Like I said, adventures in international real estate closings.


  1. Oh no! I hope that package turns up soon.

  2. I was in Panama when our Florida house sold, and it was cheaper and easier to just fly back for the closing, rather than go through all that hassle and carry the expenses for the extra week or two on the house it would have taken to get the paperwork back and forth. It’s taken us as long as 3 weeks to get mail through with our mail service here, and a week or more with priority service. Wasn’t there a holiday at the end of last week? That means your mail was sitting in an office waiting for the folks to come back to work and send it on.

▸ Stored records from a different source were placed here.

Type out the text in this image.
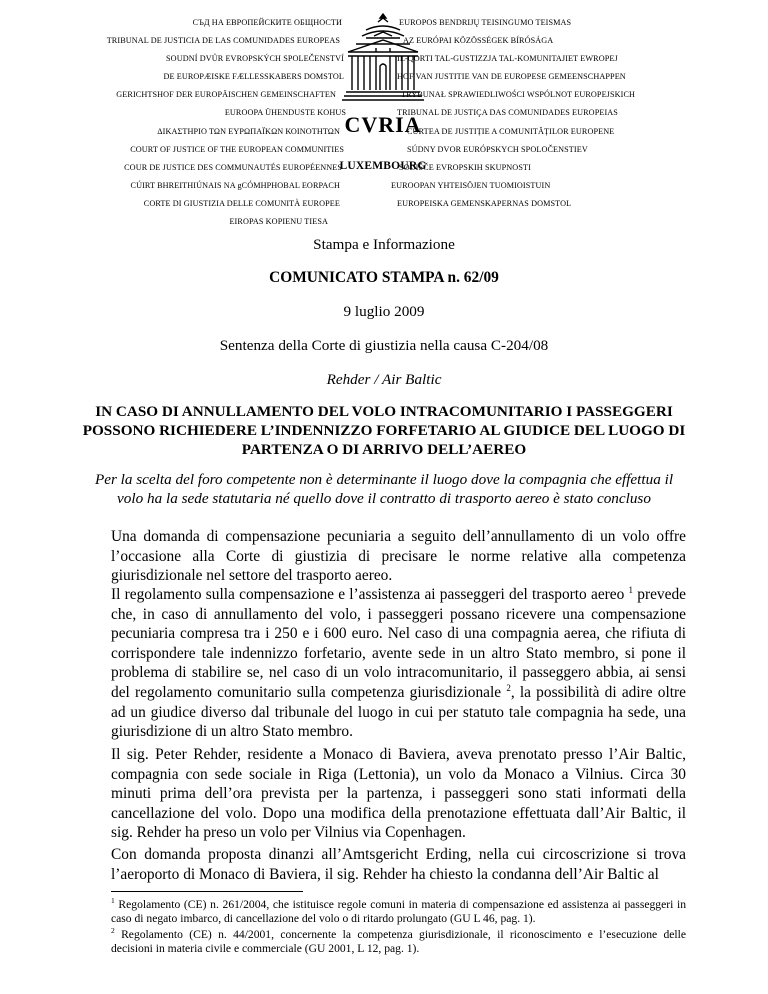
СЪД НА ЕВРОПЕЙСКИТЕ ОБЩНОСТИ
TRIBUNAL DE JUSTICIA DE LAS COMUNIDADES EUROPEAS
SOUDNÍ DVŮR EVROPSKÝCH SPOLEČENSTVÍ
DE EUROPÆISKE FÆLLESSKABERS DOMSTOL
GERICHTSHOF DER EUROPÄISCHEN GEMEINSCHAFTEN
EUROOPA ÜHENDUSTE KOHUS
ΔΙΚΑΣΤΗΡΙΟ ΤΩΝ ΕΥΡΩΠΑΪΚΩΝ ΚΟΙΝΟΤΗΤΩΝ
COURT OF JUSTICE OF THE EUROPEAN COMMUNITIES
COUR DE JUSTICE DES COMMUNAUTÉS EUROPÉENNES
CÚIRT BHREITHIÚNAIS NA gCÓMHPHOBAL EORPACH
CORTE DI GIUSTIZIA DELLE COMUNITÀ EUROPEE
EIROPAS KOPIENU TIESA
EUROPOS BENDRIJŲ TEISINGUMO TEISMAS
AZ EURÓPAI KÖZÖSSÉGEK BÍRÓSÁGA
IL-QORTI TAL-GUSTIZZJA TAL-KOMUNITAJIET EWROPEJ
HOF VAN JUSTITIE VAN DE EUROPESE GEMEENSCHAPPEN
TRYBUNAŁ SPRAWIEDLIWOŚCI WSPÓLNOT EUROPEJSKICH
TRIBUNAL DE JUSTIÇA DAS COMUNIDADES EUROPEIAS
CURTEA DE JUSTIȚIE A COMUNITĂȚILOR EUROPENE
SÚDNY DVOR EURÓPSKYCH SPOLOČENSTIEV
SODIŠČE EVROPSKIH SKUPNOSTI
EUROOPAN YHTEISÖJEN TUOMIOISTUIN
EUROPEISKA GEMENSKAPERNAS DOMSTOL
CVRIA
LUXEMBOURG
Stampa e Informazione
COMUNICATO STAMPA n. 62/09
9 luglio 2009
Sentenza della Corte di giustizia nella causa C-204/08
Rehder / Air Baltic
IN CASO DI ANNULLAMENTO DEL VOLO INTRACOMUNITARIO I PASSEGGERI POSSONO RICHIEDERE L’INDENNIZZO FORFETARIO AL GIUDICE DEL LUOGO DI PARTENZA O DI ARRIVO DELL’AEREO
Per la scelta del foro competente non è determinante il luogo dove la compagnia che effettua il volo ha la sede statutaria né quello dove il contratto di trasporto aereo è stato concluso

Una domanda di compensazione pecuniaria a seguito dell’annullamento di un volo offre l’occasione alla Corte di giustizia di precisare le norme relative alla competenza giurisdizionale nel settore del trasporto aereo.

Il regolamento sulla compensazione e l’assistenza ai passeggeri del trasporto aereo $^1$ prevede che, in caso di annullamento del volo, i passeggeri possano ricevere una compensazione pecuniaria compresa tra i 250 e i 600 euro. Nel caso di una compagnia aerea, che rifiuta di corrispondere tale indennizzo forfetario, avente sede in un altro Stato membro, si pone il problema di stabilire se, nel caso di un volo intracomunitario, il passeggero abbia, ai sensi del regolamento comunitario sulla competenza giurisdizionale $^2$, la possibilità di adire oltre ad un giudice diverso dal tribunale del luogo in cui per statuto tale compagnia ha sede, una giurisdizione di un altro Stato membro.

Il sig. Peter Rehder, residente a Monaco di Baviera, aveva prenotato presso l’Air Baltic, compagnia con sede sociale in Riga (Lettonia), un volo da Monaco a Vilnius. Circa 30 minuti prima dell’ora prevista per la partenza, i passeggeri sono stati informati della cancellazione del volo. Dopo una modifica della prenotazione effettuata dall’Air Baltic, il sig. Rehder ha preso un volo per Vilnius via Copenhagen.

Con domanda proposta dinanzi all’Amtsgericht Erding, nella cui circoscrizione si trova l’aeroporto di Monaco di Baviera, il sig. Rehder ha chiesto la condanna dell’Air Baltic al

$^1$ Regolamento (CE) n. 261/2004, che istituisce regole comuni in materia di compensazione ed assistenza ai passeggeri in caso di negato imbarco, di cancellazione del volo o di ritardo prolungato (GU L 46, pag. 1).

$^2$ Regolamento (CE) n. 44/2001, concernente la competenza giurisdizionale, il riconoscimento e l’esecuzione delle decisioni in materia civile e commerciale (GU 2001, L 12, pag. 1).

Good luck, hope your papers show up soon!

    • FutureExpat says:

      Kris, if anyone at the mail service had done their job properly (a big “if,” I realize), the documents would have arrived in FL before the holiday. We’ve sent documents several times this way, and they took 4-5 days. We did consider flying back, but in our situation it made more sense not to.

  3. September 26, 2013 at 7:49 pm

    Future Expat:
    What do you think of something like this to first time visit Panama,with expat intentions?

    • FutureExpat says:

      Mike, I’ve met Jackie from Panama Relocation Tours — in fact I’ve had lunch with her groups a few times when they’ve come through Las Tablas. Since the tours are all inclusive you know up front what your costs will be. At a bit over $200/day per person, you’ll end up paying more than you would for similar travel and accommodations you arrange yourself, but you do have the advantage of being with a group and having knowledgeable people to guide you. (Plus somebody else has to work out all those details!) Only you can decide whether it’s worth it for you.

      If you want a quick but reasonably comprehensive overview of what the different areas of the country have to offer, this can be a good way to get it.